Remember the sabbath day, and keep it holy. Six days you shall labor and do all your work. But the seventh day is a sabbath to the Lord your God; you shall not do any work—you, your son or your daughter, your male or female slave, your livestock, or the alien resident in your towns. For in six days the Lord made heaven and earth, the sea, and all that is in them, but rested the seventh day; therefore the Lord blessed the sabbath day and consecrated it.

These first three commandments… shortened to ‘I am the Lord your God, you shall not have strange gods before me. You shall not take the name of the Lord your God in vain. Remember to keep the Sabbath day holy.’… are primarily about our relationship with God. They form part of the covenant.

At the same time there is community element in them, whether in the prohibition of community worship of idols, in use of God’s name as a witness to the truth of false events, or in the instruction that sons, daughters, male or female slaves or even animals shall not be made to work on the Sabbath.


At this point the commandments turn to life together. God’s covenant involves not only relationship with him but also relationships with one another.

Honor your father and your mother, so that your days may be long in the land that the Lord your God is giving you.

You shall not murder.

You shall not commit adultery.

You shall not steal.

You shall not bear false witness against your neighbor.

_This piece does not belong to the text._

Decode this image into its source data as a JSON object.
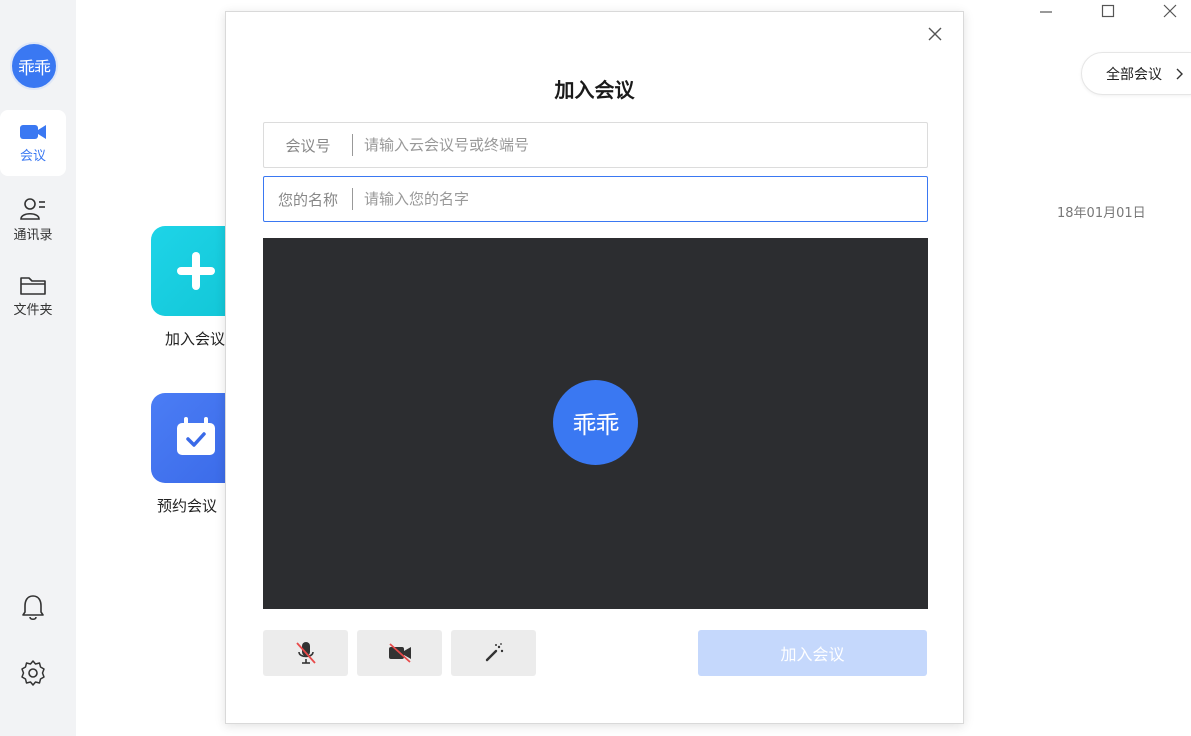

You shall not covet your neighbor’s house; you shall not covet your neighbor’s wife, or male or female slave, or ox, or donkey, or anything that belongs to your neighbor.

The commandments were not a burden but the disciplines required for a healthy community life. Following them would provide harmony and peace to the people of Israel.


  • Each of us is vulnerable to different failings in our relationship with God and others. Which commandment is the hardest for you to observe?
  • When you think of the commandments is it as part of a covenant relationship or is it as a unilateral set of rules issued by God?  If you look at them as part of a sacred agreement for which the benefits are disproportionately greater than the cost, does that change your perspective?
  • When you re-read the commandments, which one surprises you the most? Is it the inclusion of animals in the day of Sabbath rest? Is it the ‘obvious’ commandment about honouring your father and mother? What do you think God is asking you to look at in your surprise?